In the 1970s the WBC, with Sulaiman’s forceful backing, pushed through and put in place early drug-testing protocols. On one occasion in 1974 Sulaiman returned from Buenos Aires after watching a world middleweight title fight involving the troubled Carlos Monzon, with the samples in his bag for analysis in a Mexico City lab. Monzon, who was a glorious playboy, had filled his bottle with champagne. “Carlos was like all fighters and I think of all boxers as my sons,” Sulaiman said.
During his reign Sulaiman met and befriended kings, queens, presidents and despots on a regular basis. They were all, so he was fond of saying, big fans of boxing and what he had achieved at the WBC. It was because of his wise guidance that the WBC is recognised now as the best of boxing’s many governing bodies; Sulaiman knew how to get fights made and knew how to schmooze all the right people. He was, I can attest, the same in front of the Mexican president as he was with a teenage boxer fresh from a four-round fight.
He talked often of the WBC’s benevolent side and he certainly put in place several schemes to help boxers who were left with nothing at the end of their careers. “Is it fair that these great boxers should talk to walls and live like animals?” he asked. “When I came to the WBC boxing was like a jungle.
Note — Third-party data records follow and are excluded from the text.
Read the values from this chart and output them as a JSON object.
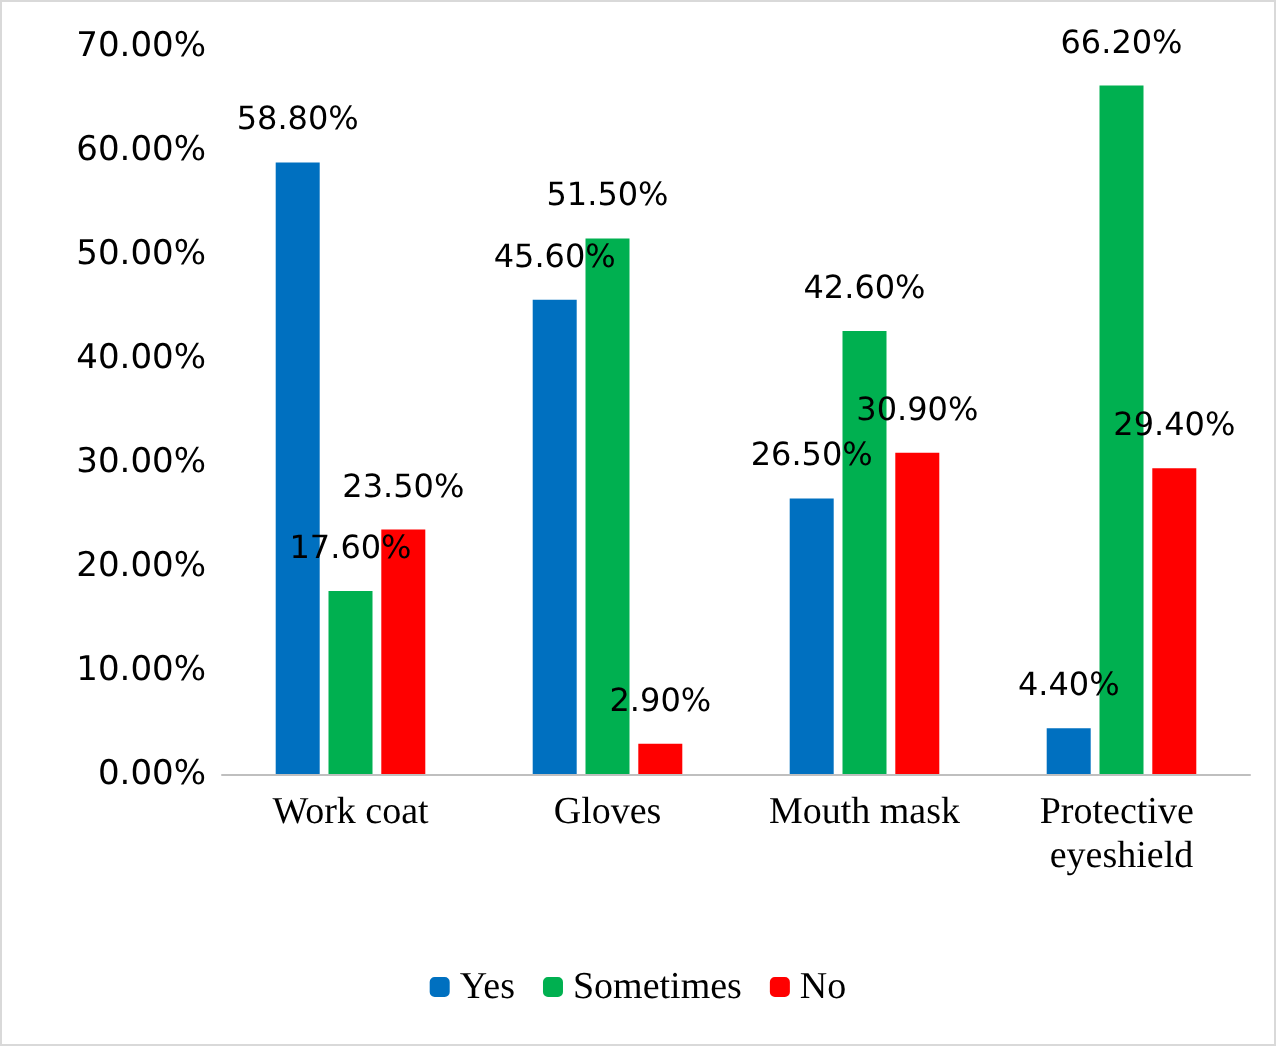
{
  "chart_data": {
    "type": "bar",
    "categories": [
      "Work coat",
      "Gloves",
      "Mouth mask",
      "Protective eyeshield"
    ],
    "series": [
      {
        "name": "Yes",
        "color": "#0070c0",
        "values": [
          58.8,
          45.6,
          26.5,
          4.4
        ],
        "value_labels": [
          "58.80%",
          "45.60%",
          "26.50%",
          "4.40%"
        ]
      },
      {
        "name": "Sometimes",
        "color": "#00b050",
        "values": [
          17.6,
          51.5,
          42.6,
          66.2
        ],
        "value_labels": [
          "17.60%",
          "51.50%",
          "42.60%",
          "66.20%"
        ]
      },
      {
        "name": "No",
        "color": "#ff0000",
        "values": [
          23.5,
          2.9,
          30.9,
          29.4
        ],
        "value_labels": [
          "23.50%",
          "2.90%",
          "30.90%",
          "29.40%"
        ]
      }
    ],
    "ylim": [
      0,
      70
    ],
    "yticks": [
      {
        "value": 0,
        "label": "0.00%"
      },
      {
        "value": 10,
        "label": "10.00%"
      },
      {
        "value": 20,
        "label": "20.00%"
      },
      {
        "value": 30,
        "label": "30.00%"
      },
      {
        "value": 40,
        "label": "40.00%"
      },
      {
        "value": 50,
        "label": "50.00%"
      },
      {
        "value": 60,
        "label": "60.00%"
      },
      {
        "value": 70,
        "label": "70.00%"
      }
    ],
    "grid": false,
    "legend": "bottom"
  }
}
It was legalised savagery.” There should never be any doubt that the Father of Boxing loved his business.
“I have been called a whore and a pimp,” said Sulaiman, who had been an amateur boxer and then a trainer, promoter and judge. “I thank my enemies for inspiring me to get up earlier each morning and forcing me to work harder for the good of boxing.” I will miss the weekly updates.
Jose Sulaiman Chagnon, boxing administrator: born Ciudad Victoria, Mexico 30 May 1931; President, World Boxing Council 1975-; married Martha (five sons, one daughter); died Los Angeles 16 January 2014.